Jay David Bolter dice che l’hillbilly, il buzzurro, il bifolco, non si sente più in difetto per la propria condizione culturale. La ostenta orgoglioso (e certi programmi tv esaltano questo atteggiamento) è pronto a prendersela con qualsiasi cosa possa provenire da quella che gli appare essere l’élite culturale. Spinto da un sistema che gioca sulla guerra degli ultimi contro i penultimi, ognuno  difende i privilegi che ha, anche quando sono poca cosa; ecco il razzismo di ritorno, l’amplificazione delle intolleranze di genere, di specie e di religione anche perché chi le nega è l’intellettuale bugiardo che ti ha sicuramente ingannato come infatti dimostra il peggioramento della tua condizione sociale. Il bullismo che si combatte a scuola ha così pervaso l’età adulta. Che si vada d’accordo o che si sia in conflitto, il confronto non è più dialogico. L’opinione, vera o falsa che sia, non si può mettere in discussione.

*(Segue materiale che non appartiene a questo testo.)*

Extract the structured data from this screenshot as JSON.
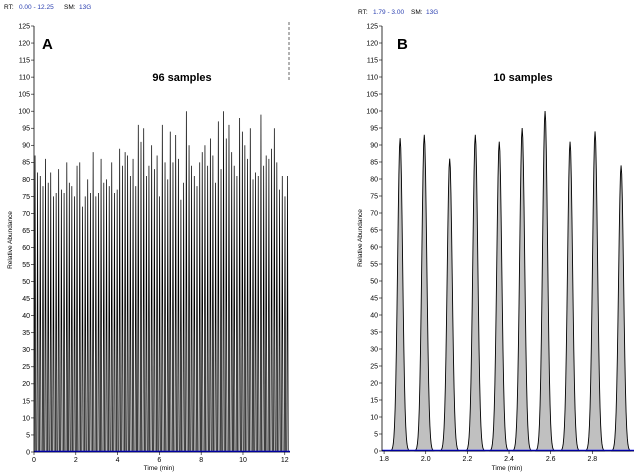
{
  "chart_data": [
    {
      "type": "line",
      "panel_label": "A",
      "title": "96 samples",
      "header": {
        "rt_label": "RT:",
        "rt_value": "0.00 - 12.25",
        "sm_label": "SM:",
        "sm_value": "13G"
      },
      "xlabel": "Time (min)",
      "ylabel": "Relative Abundance",
      "xlim": [
        0,
        12.25
      ],
      "ylim": [
        0,
        125
      ],
      "x_ticks": [
        "0",
        "2",
        "4",
        "6",
        "8",
        "10",
        "12"
      ],
      "y_ticks": [
        "0",
        "5",
        "10",
        "15",
        "20",
        "25",
        "30",
        "35",
        "40",
        "45",
        "50",
        "55",
        "60",
        "65",
        "70",
        "75",
        "80",
        "85",
        "90",
        "95",
        "100",
        "105",
        "110",
        "115",
        "120",
        "125"
      ],
      "line_color": "#000000",
      "baseline_color": "#0000ff",
      "series": [
        {
          "peak_rt": [
            0.05,
            0.17,
            0.3,
            0.43,
            0.55,
            0.68,
            0.8,
            0.93,
            1.06,
            1.18,
            1.31,
            1.44,
            1.57,
            1.69,
            1.81,
            1.94,
            2.06,
            2.19,
            2.32,
            2.45,
            2.57,
            2.7,
            2.83,
            2.96,
            3.09,
            3.21,
            3.34,
            3.47,
            3.6,
            3.72,
            3.85,
            3.98,
            4.1,
            4.23,
            4.36,
            4.48,
            4.61,
            4.74,
            4.87,
            4.99,
            5.12,
            5.25,
            5.38,
            5.5,
            5.63,
            5.76,
            5.89,
            6.01,
            6.14,
            6.27,
            6.4,
            6.52,
            6.65,
            6.78,
            6.91,
            7.03,
            7.16,
            7.29,
            7.42,
            7.54,
            7.67,
            7.8,
            7.93,
            8.05,
            8.18,
            8.31,
            8.44,
            8.56,
            8.69,
            8.82,
            8.95,
            9.07,
            9.2,
            9.33,
            9.46,
            9.58,
            9.71,
            9.84,
            9.97,
            10.09,
            10.22,
            10.35,
            10.48,
            10.6,
            10.73,
            10.86,
            10.99,
            11.11,
            11.24,
            11.37,
            11.5,
            11.62,
            11.75,
            11.88,
            12.01,
            12.13
          ],
          "peak_height": [
            87,
            82,
            81,
            78,
            86,
            79,
            82,
            75,
            76,
            83,
            77,
            76,
            85,
            79,
            78,
            75,
            84,
            85,
            72,
            75,
            80,
            76,
            88,
            75,
            76,
            86,
            79,
            80,
            78,
            85,
            76,
            77,
            89,
            84,
            88,
            87,
            81,
            86,
            78,
            96,
            91,
            95,
            81,
            84,
            90,
            83,
            87,
            75,
            96,
            85,
            80,
            94,
            85,
            93,
            86,
            74,
            79,
            100,
            90,
            84,
            81,
            78,
            85,
            88,
            90,
            84,
            92,
            87,
            79,
            97,
            83,
            100,
            92,
            96,
            88,
            84,
            81,
            98,
            94,
            90,
            86,
            95,
            80,
            82,
            81,
            99,
            84,
            87,
            86,
            89,
            95,
            85,
            77,
            81,
            75,
            81
          ],
          "peak_width": 0.035
        }
      ]
    },
    {
      "type": "area",
      "panel_label": "B",
      "title": "10 samples",
      "header": {
        "rt_label": "RT:",
        "rt_value": "1.79 - 3.00",
        "sm_label": "SM:",
        "sm_value": "13G"
      },
      "xlabel": "Time (min)",
      "ylabel": "Relative Abundance",
      "xlim": [
        1.79,
        3.0
      ],
      "ylim": [
        0,
        125
      ],
      "x_ticks": [
        "1.8",
        "2.0",
        "2.2",
        "2.4",
        "2.6",
        "2.8"
      ],
      "y_ticks": [
        "0",
        "5",
        "10",
        "15",
        "20",
        "25",
        "30",
        "35",
        "40",
        "45",
        "50",
        "55",
        "60",
        "65",
        "70",
        "75",
        "80",
        "85",
        "90",
        "95",
        "100",
        "105",
        "110",
        "115",
        "120",
        "125"
      ],
      "line_color": "#000000",
      "fill_color": "#c0c0c0",
      "baseline_color": "#0000ff",
      "series": [
        {
          "peak_rt": [
            1.877,
            1.993,
            2.115,
            2.238,
            2.353,
            2.463,
            2.573,
            2.693,
            2.813,
            2.938
          ],
          "peak_height": [
            92,
            93,
            86,
            93,
            91,
            95,
            100,
            91,
            94,
            84
          ],
          "peak_width": 0.012
        }
      ]
    }
  ]
}
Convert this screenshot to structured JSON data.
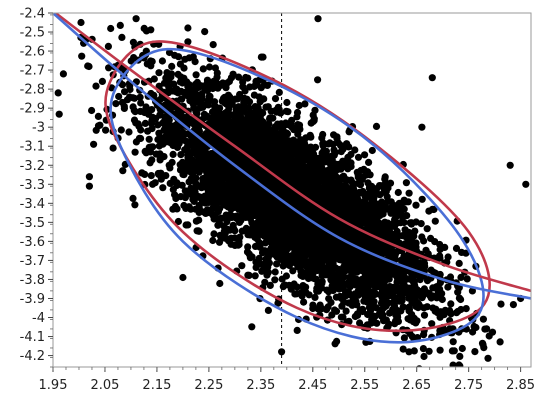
{
  "chart_data": {
    "type": "scatter",
    "title": "",
    "xlabel": "",
    "ylabel": "",
    "xlim": [
      1.95,
      2.87
    ],
    "ylim": [
      -4.26,
      -2.4
    ],
    "x_ticks": [
      "1.95",
      "2.05",
      "2.15",
      "2.25",
      "2.35",
      "2.45",
      "2.55",
      "2.65",
      "2.75",
      "2.85"
    ],
    "y_ticks": [
      "-2.4",
      "-2.5",
      "-2.6",
      "-2.7",
      "-2.8",
      "-2.9",
      "-3",
      "-3.1",
      "-3.2",
      "-3.3",
      "-3.4",
      "-3.5",
      "-3.6",
      "-3.7",
      "-3.8",
      "-3.9",
      "-4",
      "-4.1",
      "-4.2"
    ],
    "reference_line": {
      "axis": "x",
      "value": 2.39,
      "style": "dashed",
      "color": "#000000"
    },
    "points_summary": {
      "count_approx": 5000,
      "center": [
        2.41,
        -3.38
      ],
      "sd_x": 0.135,
      "sd_y": 0.3,
      "correlation": -0.75,
      "color": "#000000"
    },
    "visible_outliers": [
      {
        "x": 1.96,
        "y": -2.82
      },
      {
        "x": 1.97,
        "y": -2.72
      },
      {
        "x": 2.02,
        "y": -3.26
      },
      {
        "x": 2.02,
        "y": -3.31
      },
      {
        "x": 2.11,
        "y": -2.43
      },
      {
        "x": 2.46,
        "y": -2.43
      },
      {
        "x": 2.68,
        "y": -2.74
      },
      {
        "x": 2.66,
        "y": -3.0
      },
      {
        "x": 2.83,
        "y": -3.2
      },
      {
        "x": 2.86,
        "y": -3.3
      },
      {
        "x": 2.85,
        "y": -3.9
      },
      {
        "x": 2.39,
        "y": -4.18
      },
      {
        "x": 2.2,
        "y": -3.79
      },
      {
        "x": 2.72,
        "y": -4.25
      }
    ],
    "series": [
      {
        "kind": "density-ellipse",
        "color": "#c0394b",
        "center": [
          2.42,
          -3.41
        ],
        "path": [
          [
            2.06,
            -2.76
          ],
          [
            2.15,
            -2.55
          ],
          [
            2.35,
            -2.72
          ],
          [
            2.55,
            -3.05
          ],
          [
            2.75,
            -3.55
          ],
          [
            2.78,
            -3.93
          ],
          [
            2.62,
            -4.07
          ],
          [
            2.42,
            -3.95
          ],
          [
            2.2,
            -3.55
          ],
          [
            2.07,
            -3.05
          ],
          [
            2.06,
            -2.76
          ]
        ]
      },
      {
        "kind": "density-ellipse",
        "color": "#4a6fd6",
        "center": [
          2.42,
          -3.41
        ],
        "path": [
          [
            2.07,
            -2.8
          ],
          [
            2.17,
            -2.59
          ],
          [
            2.37,
            -2.76
          ],
          [
            2.57,
            -3.1
          ],
          [
            2.74,
            -3.6
          ],
          [
            2.77,
            -3.98
          ],
          [
            2.62,
            -4.13
          ],
          [
            2.42,
            -4.0
          ],
          [
            2.2,
            -3.6
          ],
          [
            2.08,
            -3.1
          ],
          [
            2.07,
            -2.8
          ]
        ]
      },
      {
        "kind": "fit-line",
        "color": "#c0394b",
        "points": [
          [
            1.95,
            -2.39
          ],
          [
            2.1,
            -2.7
          ],
          [
            2.3,
            -3.1
          ],
          [
            2.5,
            -3.48
          ],
          [
            2.7,
            -3.72
          ],
          [
            2.87,
            -3.86
          ]
        ]
      },
      {
        "kind": "fit-line",
        "color": "#4a6fd6",
        "points": [
          [
            1.95,
            -2.4
          ],
          [
            2.1,
            -2.76
          ],
          [
            2.3,
            -3.2
          ],
          [
            2.5,
            -3.58
          ],
          [
            2.7,
            -3.8
          ],
          [
            2.87,
            -3.9
          ]
        ]
      }
    ]
  }
}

Si vive nella post verità che poi sono più verità ognuna partorita dalla pluralità delle opinioni.

Notevole eccezione a questa tendenza sono le grandi manifestazioni antirazziste che hanno infiammato le strade e le piazze di Minneapolis, Portland, New York, Washington e molti altri centri grandi e meno grandi negli Stati Uniti, dove l’orizzonte sociale e politico è chiaro e visibile: Black Lives Matter!